Here’s Where Things Got Interesting
Linda kept seeing the same statistic: people retain 95% of information from video compared to just 10% from text. She’d noticed her teenage daughter studying using YouTube videos rather than textbooks. What if patients could choose how they wanted to learn?
That’s when she discovered Conforma. The platform could take those walls of text about heart disease or diabetes and transform them into bite-sized videos, audio clips, infographics, and condensed summaries. Better yet, it embedded everything in a multimedia bar that gave patients options.
Linda started with the basics that everyone skipped. The standard explanation of hypertension. The medication guides for common prescriptions. She uploaded the approved text into Conforma, and within minutes, each piece had multiple formats available.
The QR Code Revolution
Instead of overhauling their paper systems (because some patients still want physical copies), Linda added QR codes to the printed packets. Scan the code next to “Understanding Type 2 Diabetes,” and you’re watching a three-minute animated video that explains insulin resistance better than five pages of text ever could. Prefer listening during your commute? There’s an audio version. Visual learner? Check out the infographic.
The digital patient portal got the same treatment. Every educational article now had that Conforma bar at the top, letting patients pick their format. Linda noticed something fascinating in the analytics: older patients gravitated toward audio options, younger ones loved videos, and nearly everyone appreciated the text summaries for quick reference.
The Numbers That Made Everyone Pay Attention
Within three months, Premier Health Center saw changes that made even skeptical doctors take notice. Portal engagement with educational content jumped from 15% to over 60%. More than half their patients were actually consuming the health information provided.

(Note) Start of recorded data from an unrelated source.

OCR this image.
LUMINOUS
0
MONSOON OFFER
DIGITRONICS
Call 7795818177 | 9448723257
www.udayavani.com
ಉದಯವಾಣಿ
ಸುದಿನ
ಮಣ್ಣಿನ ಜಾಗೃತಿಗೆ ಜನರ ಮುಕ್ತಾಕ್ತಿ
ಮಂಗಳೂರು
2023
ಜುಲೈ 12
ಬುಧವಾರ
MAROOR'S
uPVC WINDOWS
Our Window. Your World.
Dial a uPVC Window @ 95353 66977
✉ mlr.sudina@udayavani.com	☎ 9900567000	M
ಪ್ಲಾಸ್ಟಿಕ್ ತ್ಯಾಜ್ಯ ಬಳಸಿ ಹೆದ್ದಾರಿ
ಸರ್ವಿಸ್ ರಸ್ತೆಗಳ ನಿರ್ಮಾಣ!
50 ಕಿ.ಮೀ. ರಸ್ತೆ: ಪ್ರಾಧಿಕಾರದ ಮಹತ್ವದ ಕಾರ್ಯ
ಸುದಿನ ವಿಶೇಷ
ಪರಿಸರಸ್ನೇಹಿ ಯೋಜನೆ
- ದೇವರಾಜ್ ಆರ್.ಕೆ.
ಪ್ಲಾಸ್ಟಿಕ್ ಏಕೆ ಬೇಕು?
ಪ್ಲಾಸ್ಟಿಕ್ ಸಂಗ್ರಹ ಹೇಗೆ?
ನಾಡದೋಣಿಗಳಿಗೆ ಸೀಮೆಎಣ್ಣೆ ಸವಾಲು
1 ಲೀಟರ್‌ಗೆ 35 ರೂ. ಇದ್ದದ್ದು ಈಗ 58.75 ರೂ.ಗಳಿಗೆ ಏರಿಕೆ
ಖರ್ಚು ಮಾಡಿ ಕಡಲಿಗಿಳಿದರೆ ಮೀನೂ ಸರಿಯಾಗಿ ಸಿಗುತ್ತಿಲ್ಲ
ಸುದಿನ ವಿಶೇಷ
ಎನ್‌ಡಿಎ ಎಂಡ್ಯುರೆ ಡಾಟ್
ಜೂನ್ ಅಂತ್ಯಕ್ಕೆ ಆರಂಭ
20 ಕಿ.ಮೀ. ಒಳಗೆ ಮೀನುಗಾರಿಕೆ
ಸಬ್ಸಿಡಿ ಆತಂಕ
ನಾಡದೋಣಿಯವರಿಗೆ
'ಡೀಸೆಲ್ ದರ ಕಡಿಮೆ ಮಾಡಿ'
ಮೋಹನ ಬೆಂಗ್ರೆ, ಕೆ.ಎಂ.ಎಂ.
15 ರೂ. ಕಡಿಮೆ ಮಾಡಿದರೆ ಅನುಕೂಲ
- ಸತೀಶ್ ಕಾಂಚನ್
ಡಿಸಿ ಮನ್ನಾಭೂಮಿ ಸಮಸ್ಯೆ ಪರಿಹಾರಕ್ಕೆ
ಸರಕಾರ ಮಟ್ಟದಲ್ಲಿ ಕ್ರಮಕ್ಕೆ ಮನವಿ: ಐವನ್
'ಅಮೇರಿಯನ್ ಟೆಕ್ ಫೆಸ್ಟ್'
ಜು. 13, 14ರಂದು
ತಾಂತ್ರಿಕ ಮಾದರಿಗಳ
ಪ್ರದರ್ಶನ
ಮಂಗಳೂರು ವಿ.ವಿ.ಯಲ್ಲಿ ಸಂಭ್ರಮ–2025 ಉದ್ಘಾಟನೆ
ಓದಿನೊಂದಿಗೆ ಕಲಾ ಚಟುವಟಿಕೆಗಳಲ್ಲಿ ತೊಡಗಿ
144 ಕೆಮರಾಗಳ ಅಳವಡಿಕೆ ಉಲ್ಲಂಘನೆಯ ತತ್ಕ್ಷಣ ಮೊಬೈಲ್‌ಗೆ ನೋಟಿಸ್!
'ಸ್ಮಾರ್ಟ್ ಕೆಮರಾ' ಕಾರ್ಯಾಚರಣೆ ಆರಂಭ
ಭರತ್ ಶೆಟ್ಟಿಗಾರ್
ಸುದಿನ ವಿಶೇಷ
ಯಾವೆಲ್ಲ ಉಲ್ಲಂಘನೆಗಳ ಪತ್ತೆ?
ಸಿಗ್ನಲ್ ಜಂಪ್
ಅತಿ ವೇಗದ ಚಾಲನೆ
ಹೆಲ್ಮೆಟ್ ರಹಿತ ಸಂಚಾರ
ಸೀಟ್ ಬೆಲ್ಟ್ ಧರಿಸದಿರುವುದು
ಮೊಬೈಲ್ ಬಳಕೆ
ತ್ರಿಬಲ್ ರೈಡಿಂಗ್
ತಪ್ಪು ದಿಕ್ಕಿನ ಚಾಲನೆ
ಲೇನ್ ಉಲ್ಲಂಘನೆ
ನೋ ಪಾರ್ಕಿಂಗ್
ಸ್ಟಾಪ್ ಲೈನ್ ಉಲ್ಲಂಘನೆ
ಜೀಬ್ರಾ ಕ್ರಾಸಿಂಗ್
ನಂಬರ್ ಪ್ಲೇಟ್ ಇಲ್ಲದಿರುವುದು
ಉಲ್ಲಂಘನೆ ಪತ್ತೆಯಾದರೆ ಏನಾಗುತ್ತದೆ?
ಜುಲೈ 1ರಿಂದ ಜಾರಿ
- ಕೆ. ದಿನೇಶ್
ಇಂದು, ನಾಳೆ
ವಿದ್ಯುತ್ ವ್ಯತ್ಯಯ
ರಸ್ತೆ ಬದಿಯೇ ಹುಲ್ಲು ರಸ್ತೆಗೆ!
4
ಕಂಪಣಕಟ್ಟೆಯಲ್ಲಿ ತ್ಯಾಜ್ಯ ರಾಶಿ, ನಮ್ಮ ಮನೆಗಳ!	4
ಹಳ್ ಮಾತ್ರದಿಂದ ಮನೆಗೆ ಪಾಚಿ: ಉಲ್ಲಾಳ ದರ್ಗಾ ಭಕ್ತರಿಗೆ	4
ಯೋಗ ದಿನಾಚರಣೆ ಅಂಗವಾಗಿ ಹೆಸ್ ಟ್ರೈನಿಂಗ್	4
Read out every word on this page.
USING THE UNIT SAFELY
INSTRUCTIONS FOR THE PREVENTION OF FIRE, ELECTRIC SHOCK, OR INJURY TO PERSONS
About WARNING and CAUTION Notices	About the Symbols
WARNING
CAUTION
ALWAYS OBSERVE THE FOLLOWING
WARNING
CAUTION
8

But here’s the real kicker: general inquiry calls dropped by 42%. The nursing staff, who’d been drowning in basic questions about medication timing and dietary restrictions, suddenly had bandwidth for complex patient needs. The front desk stopped hearing “nobody told me that” because patients were getting the message in formats they’d actually engage with.
What This Really Means
Linda’s success isn’t just about technology or digital trends. It’s about recognizing a fundamental truth: medical information is only useful if patients actually absorb it. You can write the most comprehensive, medically accurate patient education materials in the world, but if they’re sitting unread in someone’s recycling bin, what’s the point?
This approach doesn’t throw away carefully crafted content. Those physician-approved texts, those evidence-based guidelines remain the foundation. Conforma just packages them in ways that match how people consume information in 2025. Some patients will always want the full text, and it’s still there. But for everyone else, there’s finally another way.
Linda recently presented at a regional health information conference. Her closing slide showed a patient testimonial: “I actually understand my condition now. The video made it click in a way those pamphlets never did.”
Sometimes the best solutions aren’t about creating more content. Sometimes they’re about meeting people where they are, even if that’s watching a three-minute video while waiting at soccer practice instead of reading a medical textbook at home.
This story is a fictionalized composite representation of actual events relaying the impact Conforma and the digitization of patient information is having within the healthcare space.